Dr. Keluskar said the reasoning behind the reported spike in prevalence is unclear but said she is optimistic that it could be, in part, due to “more awareness about the disorder and a greater likelihood of detecting it.”
“I want to be optimistic and say part of it is due to the development of better tools for diagnosis,” the doctor said. “We have come up with some really great measures for assessing autism and there’s more awareness of these tools.”
Those tools include the Autism Diagnostic Observation Schedule and the Autism Diagnostic Interview–Revised, which are used to assess communication, social interaction and play in children suspected of having autism or other developmental disorders, Dr. Keluskar said.
Such tools have helped diagnose those living with mild and high-functioning forms of autism — cases she said “certainly were missed in the past.”
“For kids with at least average intelligence, they have often learned other strategies for coping with their environment — and so sometimes the symptoms can be harder to discern,” Dr. Keluskar said.
Ms. Iallonardi said autism awareness has increased “because there are more people with autism. It’s happening all over.”
“Do I think the increased rate is because of increased awareness?” she said. “No. Where are all the adults with autism? There are some adults with autism but not in the rate of our children now.”
Dr.
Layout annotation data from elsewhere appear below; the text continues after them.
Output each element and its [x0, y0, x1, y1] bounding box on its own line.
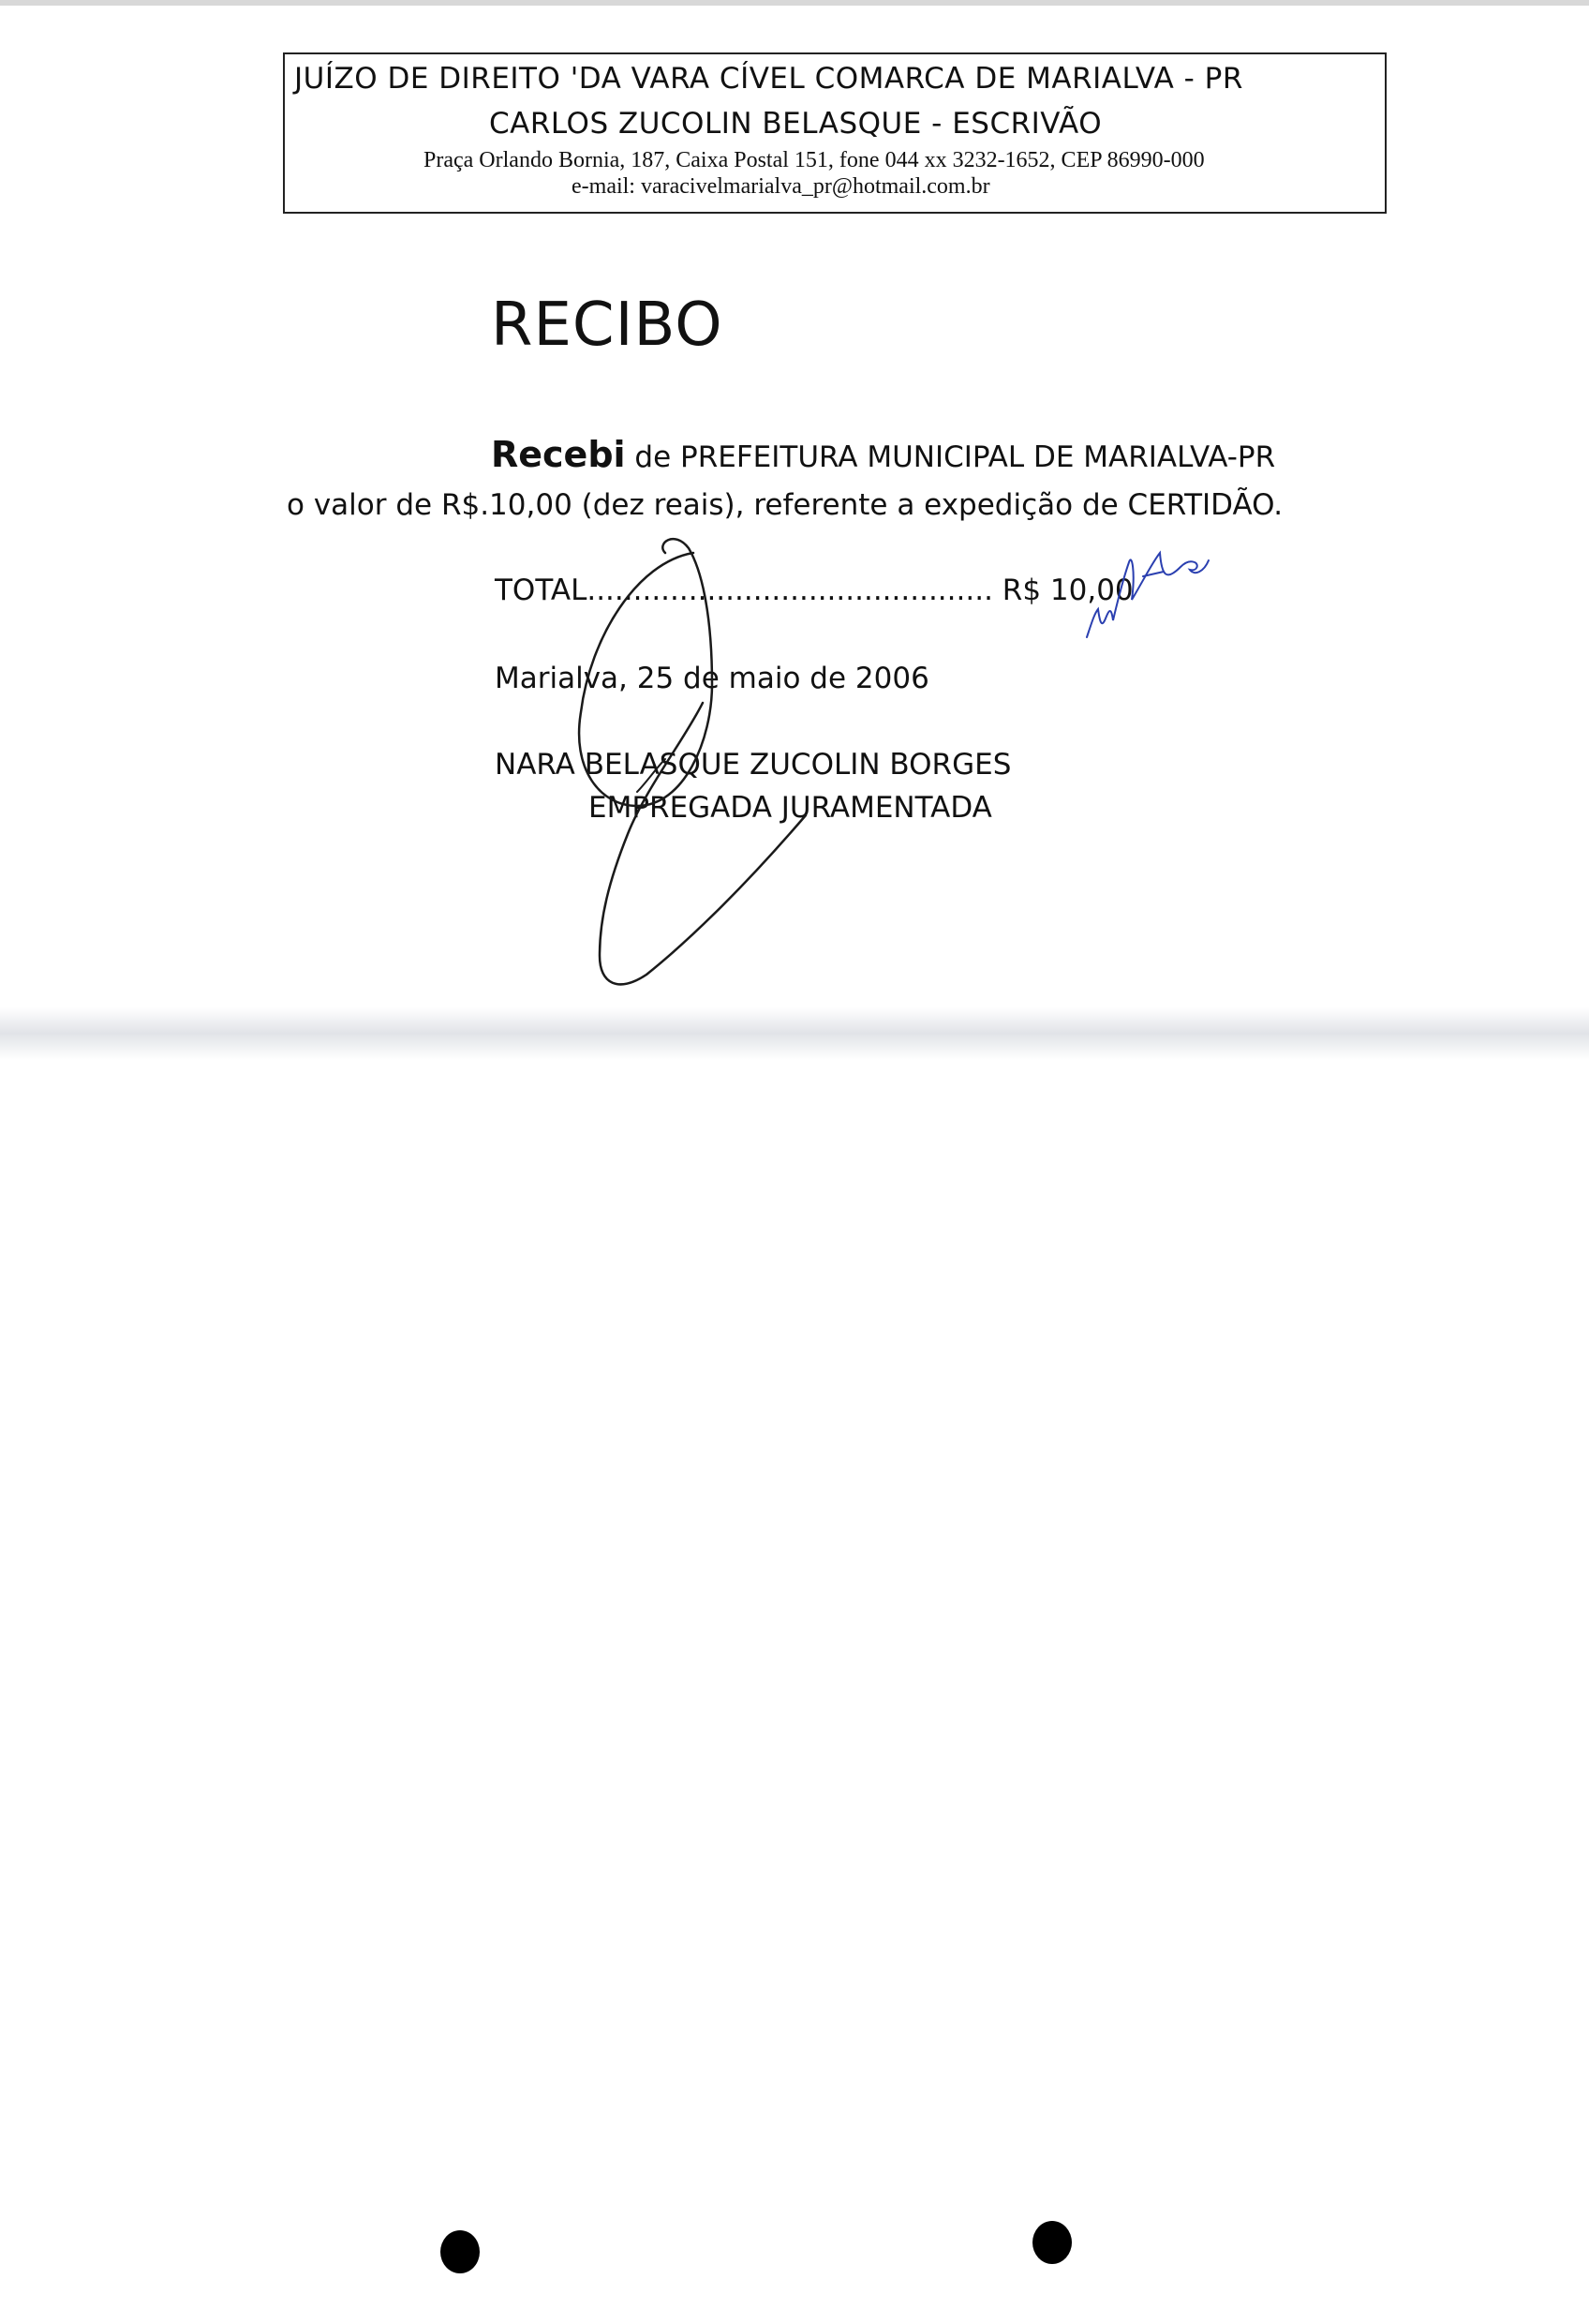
punch-hole-left	[440, 2230, 480, 2273]
court-email: e-mail: varacivelmarialva_pr@hotmail.com.br	[572, 174, 990, 199]
handwritten-initials	[1077, 534, 1218, 656]
receipt-amount-line: o valor de R$.10,00 (dez reais), referente a expedição de CERTIDÃO.	[287, 488, 1284, 522]
total-label: TOTAL	[495, 574, 587, 607]
letterhead-box	[283, 52, 1387, 214]
total-amount: R$ 10,00	[1002, 574, 1134, 607]
court-address: Praça Orlando Bornia, 187, Caixa Postal 151, fone 044 xx 3232-1652, CEP 86990-000	[423, 148, 1205, 172]
scan-top-edge	[0, 0, 1589, 6]
court-name: JUÍZO DE DIREITO 'DA VARA CÍVEL COMARCA DE MARIALVA - PR	[294, 62, 1243, 96]
signatory-role: EMPREGADA JURAMENTADA	[588, 791, 992, 825]
clerk-name: CARLOS ZUCOLIN BELASQUE - ESCRIVÃO	[489, 107, 1103, 141]
scan-artifact-band	[0, 1007, 1589, 1060]
handwritten-signature	[525, 525, 899, 1012]
signatory-name: NARA BELASQUE ZUCOLIN BORGES	[495, 748, 1012, 782]
punch-hole-right	[1032, 2221, 1072, 2264]
recebi-word: Recebi	[491, 434, 626, 475]
payer-text: de PREFEITURA MUNICIPAL DE MARIALVA-PR	[625, 440, 1276, 474]
document-title: RECIBO	[491, 290, 723, 360]
place-date: Marialva, 25 de maio de 2006	[495, 662, 929, 695]
total-leader: ............................................	[587, 574, 993, 607]
receipt-payer-line	[491, 434, 1275, 475]
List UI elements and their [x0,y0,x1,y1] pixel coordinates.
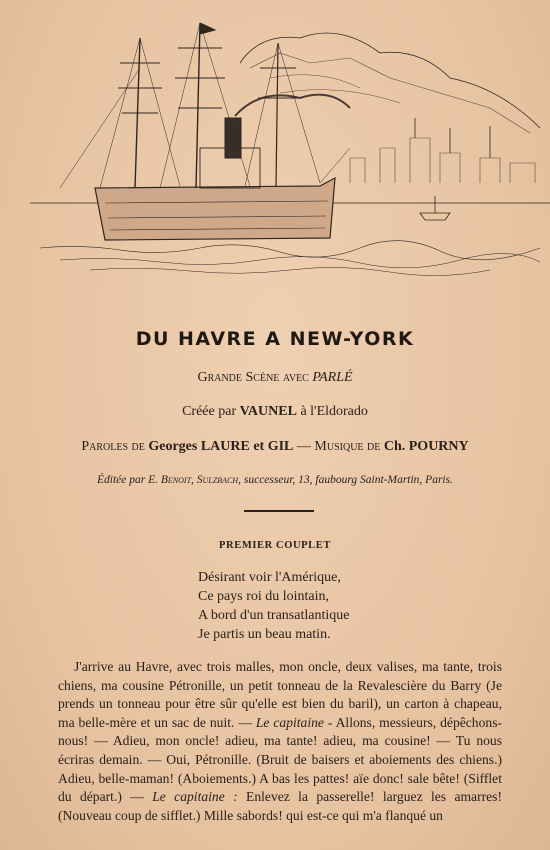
created-prefix: Créée par [182,404,237,419]
divider [244,510,314,512]
created-artist: VAUNEL [239,404,297,419]
lyricists: Georges LAURE et GIL [148,439,294,454]
publisher-name: E. Benoit [148,474,192,486]
song-subtitle [0,370,550,386]
verse-line: Ce pays roi du lointain, [198,589,330,604]
song-title: DU HAVRE A NEW-YORK [135,328,415,350]
publisher-successor: Sulzbach [196,474,239,486]
publisher-address: , successeur, 13, faubourg Saint-Martin, Paris. [238,474,453,486]
verse-line: A bord d'un transatlantique [198,608,350,623]
credits-line [0,439,550,455]
spoken-text [58,658,502,825]
verse-line: Désirant voir l'Amérique, [198,570,341,585]
publisher-prefix: Éditée par [97,474,146,486]
composer: Ch. POURNY [383,439,469,454]
paroles-label: Paroles de [81,439,145,454]
speaker-label: Le capitaine [255,714,324,730]
musique-label: Musique de [314,439,381,454]
subtitle-emphasis: PARLÉ [312,370,353,385]
prose-segment: Enlevez la passerelle! larguez les amarres! (Nouveau coup de sifflet.) Mille sabords! qui est-ce qui m'a flanqué un [58,789,502,823]
steamship-harbor-illustration [20,8,550,278]
subtitle-prefix: Grande Scène avec [197,370,309,385]
couplet-heading: PREMIER COUPLET [219,540,331,551]
prose-segment: J'arrive au Havre, avec trois malles, mon oncle, deux valises, ma tante, trois chiens, ma cousine Pétronille, un petit tonneau de la Revalescière du Barry (Je prends un tonneau pour être sûr qu'elle est bien du baril), un carton à chapeau, ma belle-mère et un sac de nuit. — [58,659,502,730]
verse-block [198,568,349,644]
creation-line [0,404,550,420]
prose-segment: - Allons, messieurs, dépêchons-nous! — Adieu, mon oncle! adieu, ma tante! adieu, ma cousine! — Tu nous écriras demain. — Oui, Pétronille. (Bruit de baisers et aboiements des chiens.) Adieu, belle-maman! (Aboiements.) A bas les pattes! aïe donc! sale bête! (Sifflet du départ.) — [58,714,503,805]
credits-separator: — [296,439,311,454]
created-mid: à [300,404,307,419]
speaker-label: Le capitaine : [152,789,238,805]
verse-line: Je partis un beau matin. [198,627,331,642]
created-venue: l'Eldorado [310,404,368,419]
publisher-sep: , [191,474,194,486]
publisher-line [0,474,550,486]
Keluskar said researchers are still trying to discern whether environmental aspects play a role in the development of autism.
“There is a lot that we don’t know about what causes autism,” she said. “There’s definitely a genetic component. What’s unclear is what impact environment has, like the pre-natal environment, for example.”
Ms. Iallonardi said that while such a study could help researchers better understand the disorder’s prevalence, “Locally, for us, it’s sort of disappointing — it’s just more data.”
Both Ms. Iallonardi and Dr. Keluskar said much more needs to be done to better understand the disorder in order to help children and adults living with autism.
“It’s good because more people are becoming aware,” Ms. Iallonardi said. “But what we need is more support. We need more programs that cover respite and aid at our local schools. So many kids don’t have appropriate school programs. We want more help for our kids now.”